As far as returning const_iterators, member functions already do that,

begin() and end() return modifiable iterators for containers that allow
modification of their elements.

perhaps i'm missing something. I understand that C++0x will introduce a
keyword 'where' to access nested types like const_iterator.

There was talk of using 'where' in concepts to describe requirements on
types. But 'where' is far too common a name, so it's going to be
something else. In any case, that isn't about access, but about
compile-time requirements.

The auto
keyword will also allow type deduction for the iterator type in a for
loop.

Yes, it will.

--

-- Pete
Roundhouse Consulting, Ltd. (www.versatilecoding.com)
Author of "The Standard C++ Library Extensions: a Tutorial and
Reference." (www.petebecker.com/tr1book)

 

[Default User]

Anant wrote:

What's the error are you getting?

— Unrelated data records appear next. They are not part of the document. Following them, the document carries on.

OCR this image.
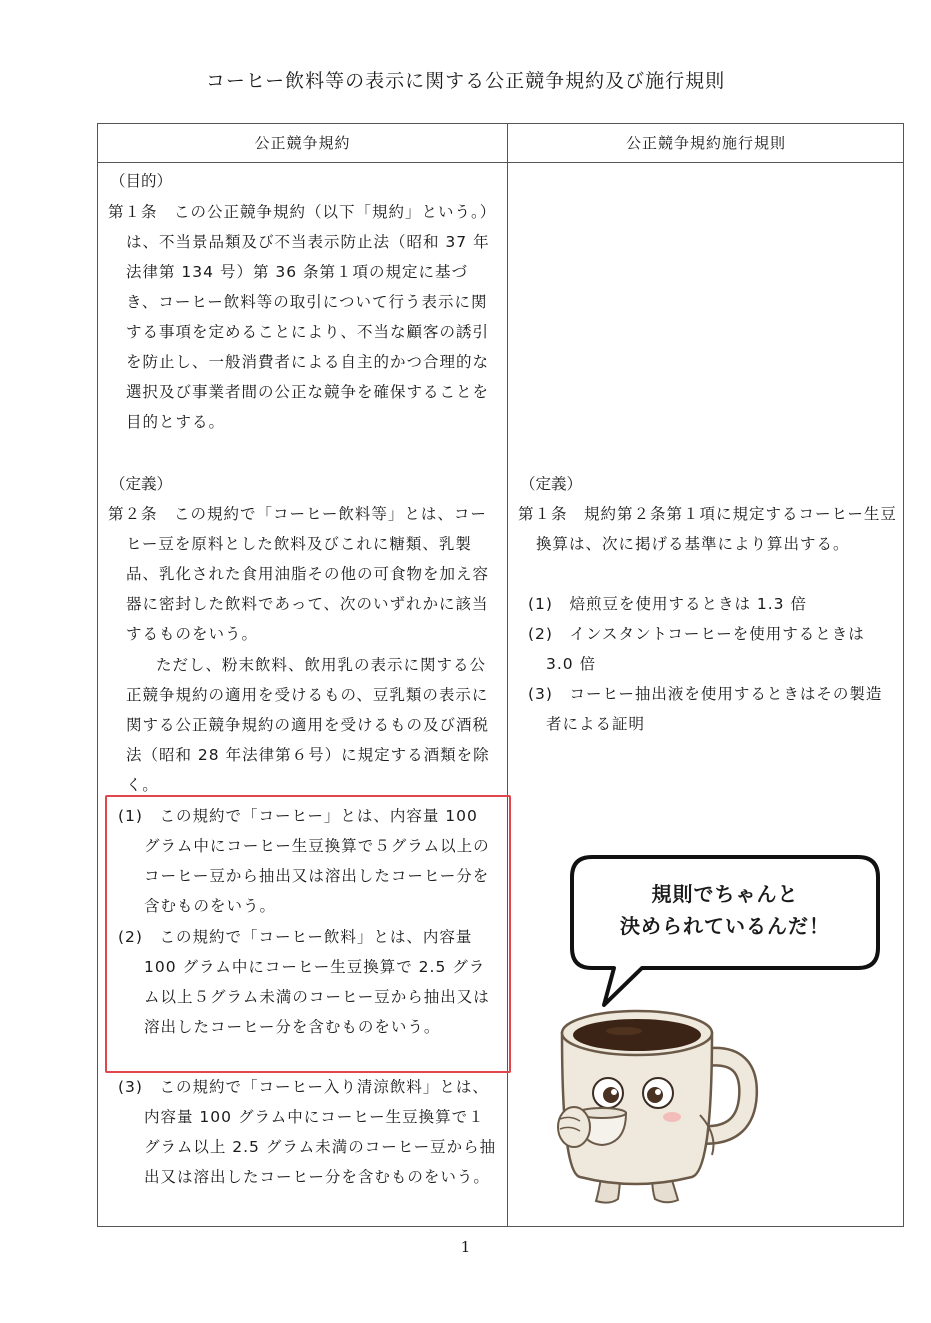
コーヒー飲料等の表示に関する公正競争規約及び施行規則
公正競争規約	公正競争規約施行規則
（目的）
第１条　この公正競争規約（以下「規約」という。）は、不当景品類及び不当表示防止法（昭和 37 年法律第 134 号）第 36 条第１項の規定に基づき、コーヒー飲料等の取引について行う表示に関する事項を定めることにより、不当な顧客の誘引を防止し、一般消費者による自主的かつ合理的な選択及び事業者間の公正な競争を確保することを目的とする。
（定義）
第２条　この規約で「コーヒー飲料等」とは、コーヒー豆を原料とした飲料及びこれに糖類、乳製品、乳化された食用油脂その他の可食物を加え容器に密封した飲料であって、次のいずれかに該当するものをいう。
ただし、粉末飲料、飲用乳の表示に関する公正競争規約の適用を受けるもの、豆乳類の表示に関する公正競争規約の適用を受けるもの及び酒税法（昭和 28 年法律第６号）に規定する酒類を除く。
(1)　この規約で「コーヒー」とは、内容量 100 グラム中にコーヒー生豆換算で５グラム以上のコーヒー豆から抽出又は溶出したコーヒー分を含むものをいう。
(2)　この規約で「コーヒー飲料」とは、内容量 100 グラム中にコーヒー生豆換算で 2.5 グラム以上５グラム未満のコーヒー豆から抽出又は溶出したコーヒー分を含むものをいう。
(3)　この規約で「コーヒー入り清涼飲料」とは、　内容量 100 グラム中にコーヒー生豆換算で１グラム以上 2.5 グラム未満のコーヒー豆から抽出又は溶出したコーヒー分を含むものをいう。
（定義）
第１条　規約第２条第１項に規定するコーヒー生豆換算は、次に掲げる基準により算出する。
(1)　焙煎豆を使用するときは 1.3 倍
(2)　インスタントコーヒーを使用するときは 3.0 倍
(3)　コーヒー抽出液を使用するときはその製造者による証明
規則でちゃんと
決められているんだ！
1
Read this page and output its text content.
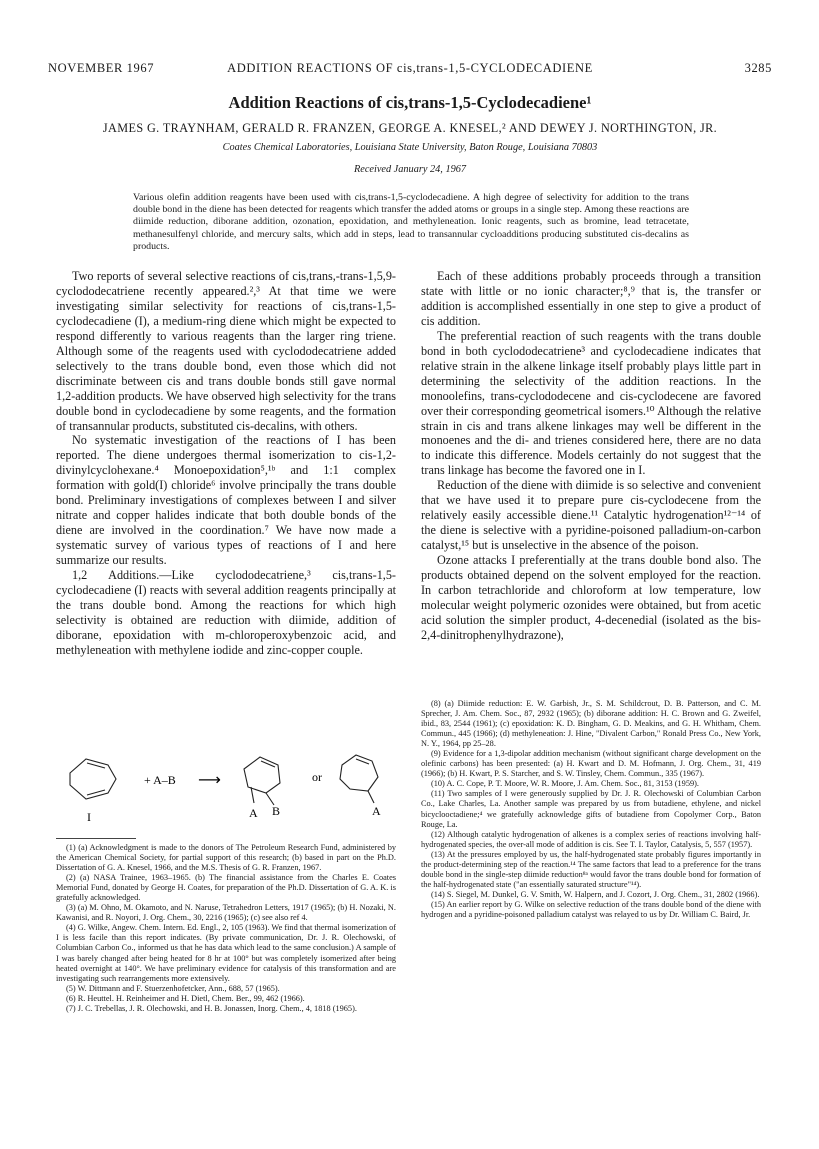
NOVEMBER 1967	ADDITION REACTIONS OF cis,trans-1,5-CYCLODECADIENE	3285
Addition Reactions of cis,trans-1,5-Cyclodecadiene¹
JAMES G. TRAYNHAM, GERALD R. FRANZEN, GEORGE A. KNESEL,² AND DEWEY J. NORTHINGTON, JR.
Coates Chemical Laboratories, Louisiana State University, Baton Rouge, Louisiana 70803
Received January 24, 1967
Various olefin addition reagents have been used with cis,trans-1,5-cyclodecadiene. A high degree of selectivity for addition to the trans double bond in the diene has been detected for reagents which transfer the added atoms or groups in a single step. Among these reactions are diimide reduction, diborane addition, ozonation, epoxidation, and methyleneation. Ionic reagents, such as bromine, lead tetracetate, methanesulfenyl chloride, and mercury salts, which add in steps, lead to transannular cycloadditions producing substituted cis-decalins as products.

Two reports of several selective reactions of cis,trans,-trans-1,5,9-cyclododecatriene recently appeared.²,³ At that time we were investigating similar selectivity for reactions of cis,trans-1,5-cyclodecadiene (I), a medium-ring diene which might be expected to respond differently to various reagents than the larger ring triene. Although some of the reagents used with cyclododecatriene added selectively to the trans double bond, even those which did not discriminate between cis and trans double bonds still gave normal 1,2-addition products. We have observed high selectivity for the trans double bond in cyclodecadiene by some reagents, and the formation of transannular products, substituted cis-decalins, with others.

No systematic investigation of the reactions of I has been reported. The diene undergoes thermal isomerization to cis-1,2-divinylcyclohexane.⁴ Monoepoxidation⁵,¹ᵇ and 1:1 complex formation with gold(I) chloride⁶ involve principally the trans double bond. Preliminary investigations of complexes between I and silver nitrate and copper halides indicate that both double bonds of the diene are involved in the coordination.⁷ We have now made a systematic survey of various types of reactions of I and here summarize our results.

1,2 Additions.—Like cyclododecatriene,³ cis,trans-1,5-cyclodecadiene (I) reacts with several addition reagents principally at the trans double bond. Among the reactions for which high selectivity is obtained are reduction with diimide, addition of diborane, epoxidation with m-chloroperoxybenzoic acid, and methyleneation with methylene iodide and zinc-copper couple.

I
+ A–B ⟶	or
A B	A

(1) (a) Acknowledgment is made to the donors of The Petroleum Research Fund, administered by the American Chemical Society, for partial support of this research; (b) based in part on the Ph.D. Dissertation of G. A. Knesel, 1966, and the M.S. Thesis of G. R. Franzen, 1967.

(2) (a) NASA Trainee, 1963–1965. (b) The financial assistance from the Charles E. Coates Memorial Fund, donated by George H. Coates, for preparation of the Ph.D. Dissertation of G. A. K. is gratefully acknowledged.

(3) (a) M. Ohno, M. Okamoto, and N. Naruse, Tetrahedron Letters, 1917 (1965); (b) H. Nozaki, N. Kawanisi, and R. Noyori, J. Org. Chem., 30, 2216 (1965); (c) see also ref 4.

(4) G. Wilke, Angew. Chem. Intern. Ed. Engl., 2, 105 (1963). We find that thermal isomerization of I is less facile than this report indicates. (By private communication, Dr. J. R. Olechowski, of Columbian Carbon Co., informed us that he has data which lead to the same conclusion.) A sample of I was barely changed after being heated for 8 hr at 100° but was completely isomerized after being heated overnight at 140°. We have preliminary evidence for catalysis of this transformation and are investigating such rearrangements more extensively.

(5) W. Dittmann and F. Stuerzenhofetcker, Ann., 688, 57 (1965).

(6) R. Heuttel. H. Reinheimer and H. Dietl, Chem. Ber., 99, 462 (1966).

(7) J. C. Trebellas, J. R. Olechowski, and H. B. Jonassen, Inorg. Chem., 4, 1818 (1965).

Each of these additions probably proceeds through a transition state with little or no ionic character;⁸,⁹ that is, the transfer or addition is accomplished essentially in one step to give a product of cis addition.

The preferential reaction of such reagents with the trans double bond in both cyclododecatriene³ and cyclodecadiene indicates that relative strain in the alkene linkage itself probably plays little part in determining the selectivity of the addition reactions. In the monoolefins, trans-cyclododecene and cis-cyclodecene are favored over their corresponding geometrical isomers.¹⁰ Although the relative strain in cis and trans alkene linkages may well be different in the monoenes and the di- and trienes considered here, there are no data to indicate this difference. Models certainly do not suggest that the trans linkage has become the favored one in I.

Reduction of the diene with diimide is so selective and convenient that we have used it to prepare pure cis-cyclodecene from the relatively easily accessible diene.¹¹ Catalytic hydrogenation¹²⁻¹⁴ of the diene is selective with a pyridine-poisoned palladium-on-carbon catalyst,¹⁵ but is unselective in the absence of the poison.

Ozone attacks I preferentially at the trans double bond also. The products obtained depend on the solvent employed for the reaction. In carbon tetrachloride and chloroform at low temperature, low molecular weight polymeric ozonides were obtained, but from acetic acid solution the simpler product, 4-decenedial (isolated as the bis-2,4-dinitrophenylhydrazone),

(8) (a) Diimide reduction: E. W. Garbish, Jr., S. M. Schildcrout, D. B. Patterson, and C. M. Sprecher, J. Am. Chem. Soc., 87, 2932 (1965); (b) diborane addition: H. C. Brown and G. Zweifel, ibid., 83, 2544 (1961); (c) epoxidation: K. D. Bingham, G. D. Meakins, and G. H. Whitham, Chem. Commun., 445 (1966); (d) methyleneation: J. Hine, "Divalent Carbon," Ronald Press Co., New York, N. Y., 1964, pp 25–28.

(9) Evidence for a 1,3-dipolar addition mechanism (without significant charge development on the olefinic carbons) has been presented: (a) H. Kwart and D. M. Hofmann, J. Org. Chem., 31, 419 (1966); (b) H. Kwart, P. S. Starcher, and S. W. Tinsley, Chem. Commun., 335 (1967).

(10) A. C. Cope, P. T. Moore, W. R. Moore, J. Am. Chem. Soc., 81, 3153 (1959).

(11) Two samples of I were generously supplied by Dr. J. R. Olechowski of Columbian Carbon Co., Lake Charles, La. Another sample was prepared by us from butadiene, ethylene, and nickel bicyclooctadiene;⁴ we gratefully acknowledge gifts of butadiene from Copolymer Corp., Baton Rouge, La.

(12) Although catalytic hydrogenation of alkenes is a complex series of reactions involving half-hydrogenated species, the over-all mode of addition is cis. See T. I. Taylor, Catalysis, 5, 557 (1957).

(13) At the pressures employed by us, the half-hydrogenated state probably figures importantly in the product-determining step of the reaction.¹⁴ The same factors that lead to a preference for the trans double bond in the single-step diimide reduction⁸ᵃ would favor the trans double bond for formation of the half-hydrogenated state ("an essentially saturated structure"¹⁴).

(14) S. Siegel, M. Dunkel, G. V. Smith, W. Halpern, and J. Cozort, J. Org. Chem., 31, 2802 (1966).

(15) An earlier report by G. Wilke on selective reduction of the trans double bond of the diene with hydrogen and a pyridine-poisoned palladium catalyst was relayed to us by Dr. William C. Baird, Jr.
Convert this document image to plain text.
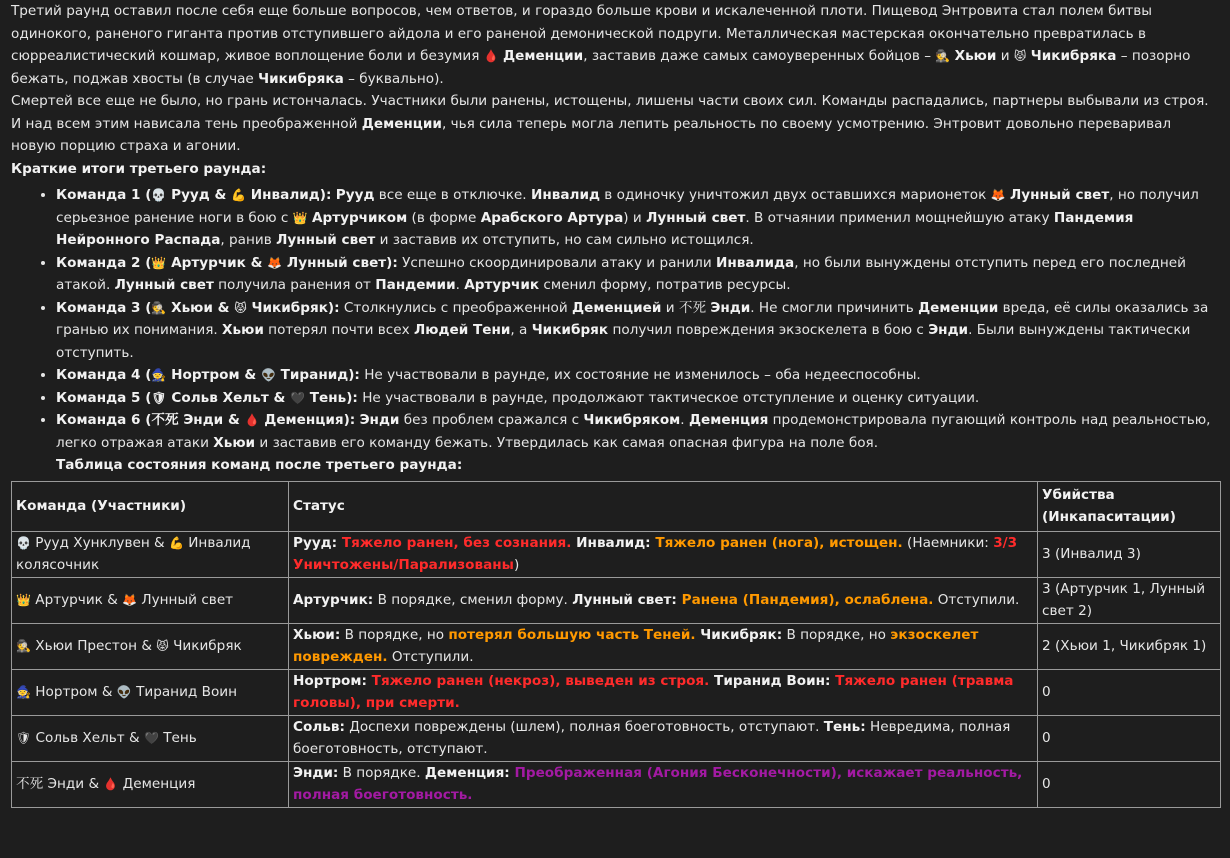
Третий раунд оставил после себя еще больше вопросов, чем ответов, и гораздо больше крови и искалеченной плоти. Пищевод Энтровита стал полем битвы одинокого, раненого гиганта против отступившего айдола и его раненой демонической подруги. Металлическая мастерская окончательно превратилась в сюрреалистический кошмар, живое воплощение боли и безумия 🩸 Деменции, заставив даже самых самоуверенных бойцов – 🕵 Хьюи и 😾 Чикибряка – позорно бежать, поджав хвосты (в случае Чикибряка – буквально).

Смертей все еще не было, но грань истончалась. Участники были ранены, истощены, лишены части своих сил. Команды распадались, партнеры выбывали из строя. И над всем этим нависала тень преображенной Деменции, чья сила теперь могла лепить реальность по своему усмотрению. Энтровит довольно переваривал новую порцию страха и агонии.

Краткие итоги третьего раунда:

• Команда 1 (💀 Рууд & 💪 Инвалид): Рууд все еще в отключке. Инвалид в одиночку уничтожил двух оставшихся марионеток 🦊 Лунный свет, но получил серьезное ранение ноги в бою с 👑 Артурчиком (в форме Арабского Артура) и Лунный свет. В отчаянии применил мощнейшую атаку Пандемия Нейронного Распада, ранив Лунный свет и заставив их отступить, но сам сильно истощился.
• Команда 2 (👑 Артурчик & 🦊 Лунный свет): Успешно скоординировали атаку и ранили Инвалида, но были вынуждены отступить перед его последней атакой. Лунный свет получила ранения от Пандемии. Артурчик сменил форму, потратив ресурсы.
• Команда 3 (🕵 Хьюи & 😾 Чикибряк): Столкнулись с преображенной Деменцией и 不死 Энди. Не смогли причинить Деменции вреда, её силы оказались за гранью их понимания. Хьюи потерял почти всех Людей Тени, а Чикибряк получил повреждения экзоскелета в бою с Энди. Были вынуждены тактически отступить.
• Команда 4 (🧙 Нортром & 👽 Тиранид): Не участвовали в раунде, их состояние не изменилось – оба недееспособны.
• Команда 5 (🛡 Сольв Хельт & 🖤 Тень): Не участвовали в раунде, продолжают тактическое отступление и оценку ситуации.
• Команда 6 (不死 Энди & 🩸 Деменция): Энди без проблем сражался с Чикибряком. Деменция продемонстрировала пугающий контроль над реальностью, легко отражая атаки Хьюи и заставив его команду бежать. Утвердилась как самая опасная фигура на поле боя.

Таблица состояния команд после третьего раунда:

Команда (Участники)	Статус	Убийства (Инкапаситации)
💀 Рууд Хунклувен & 💪 Инвалид колясочник	Рууд: Тяжело ранен, без сознания. Инвалид: Тяжело ранен (нога), истощен. (Наемники: 3/3 Уничтожены/Парализованы)	3 (Инвалид 3)
👑 Артурчик & 🦊 Лунный свет	Артурчик: В порядке, сменил форму. Лунный свет: Ранена (Пандемия), ослаблена. Отступили.	3 (Артурчик 1, Лунный свет 2)
🕵 Хьюи Престон & 😾 Чикибряк	Хьюи: В порядке, но потерял большую часть Теней. Чикибряк: В порядке, но экзоскелет поврежден. Отступили.	2 (Хьюи 1, Чикибряк 1)
🧙 Нортром & 👽 Тиранид Воин	Нортром: Тяжело ранен (некроз), выведен из строя. Тиранид Воин: Тяжело ранен (травма головы), при смерти.	0
🛡 Сольв Хельт & 🖤 Тень	Сольв: Доспехи повреждены (шлем), полная боеготовность, отступают. Тень: Невредима, полная боеготовность, отступают.	0
不死 Энди & 🩸 Деменция	Энди: В порядке. Деменция: Преображенная (Агония Бесконечности), искажает реальность, полная боеготовность.	0
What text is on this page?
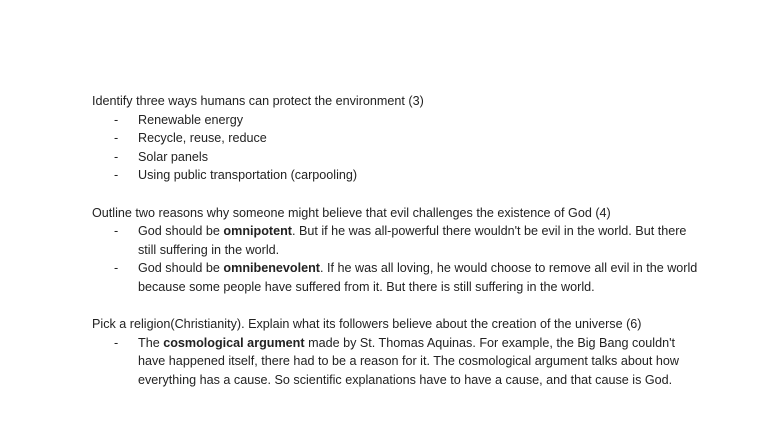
Identify three ways humans can protect the environment (3)

- Renewable energy
- Recycle, reuse, reduce
- Solar panels
- Using public transportation (carpooling)

Outline two reasons why someone might believe that evil challenges the existence of God (4)

- God should be omnipotent. But if he was all-powerful there wouldn't be evil in the world. But there still suffering in the world.
- God should be omnibenevolent. If he was all loving, he would choose to remove all evil in the world because some people have suffered from it. But there is still suffering in the world.

Pick a religion(Christianity). Explain what its followers believe about the creation of the universe (6)

- The cosmological argument made by St. Thomas Aquinas. For example, the Big Bang couldn't have happened itself, there had to be a reason for it. The cosmological argument talks about how everything has a cause. So scientific explanations have to have a cause, and that cause is God.
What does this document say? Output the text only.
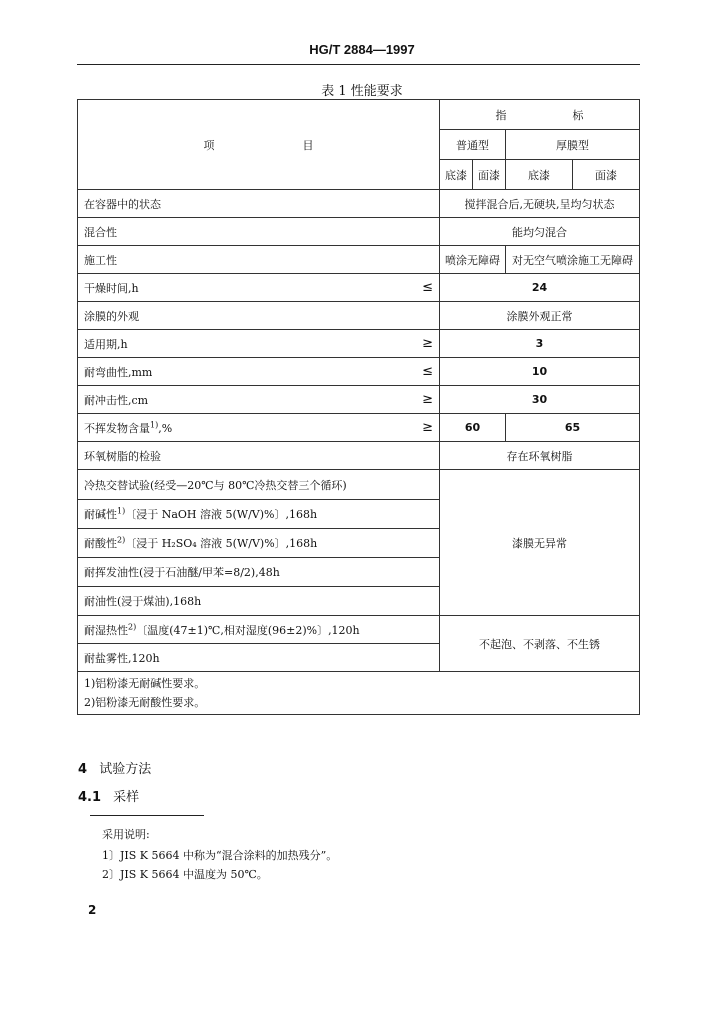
HG/T 2884—1997
表 1 性能要求
项　　　　　　　　目	指　　　　　　标			
	普通型		厚膜型	
	底漆	面漆	底漆	面漆
在容器中的状态	搅拌混合后,无硬块,呈均匀状态			
混合性	能均匀混合			
施工性	喷涂无障碍		对无空气喷涂施工无障碍	

干燥时间,h ≤	24			
涂膜的外观	涂膜外观正常			

适用期,h ≥	3			

耐弯曲性,mm ≤	10			

耐冲击性,cm ≥	30			

不挥发物含量$^{1)}$,% ≥	60		65	
环氧树脂的检验	存在环氧树脂			
冷热交替试验(经受—20℃与 80℃冷热交替三个循环)	漆膜无异常			
耐碱性$^{1)}$〔浸于 NaOH 溶液 5(W/V)%〕,168h				
耐酸性$^{2)}$〔浸于 H₂SO₄ 溶液 5(W/V)%〕,168h				
耐挥发油性(浸于石油醚/甲苯=8/2),48h				
耐油性(浸于煤油),168h				
耐湿热性$^{2)}$〔温度(47±1)℃,相对湿度(96±2)%〕,120h	不起泡、不剥落、不生锈			
耐盐雾性,120h				

1)铝粉漆无耐碱性要求。
2)铝粉漆无耐酸性要求。				
4 试验方法
4.1 采样
采用说明:
1〕JIS K 5664 中称为“混合涂料的加热残分”。
2〕JIS K 5664 中温度为 50℃。
2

If this is VC++ then you will have
to include
#include "stdafx.h" header file else it will give you " fatal error
C1010: unexpected end of file while looking for precompiled header
directive".

This is nonsense. VC++ does not require such a thing.

Also, please don't top-post. Your replies belong following or
interspersed with properly trimmed quotes. See the majority of other
posts in the newsgroup, or the group FAQ list:
<http://www.parashift.com/c++-faq-lite/how-to-post.html>




Brian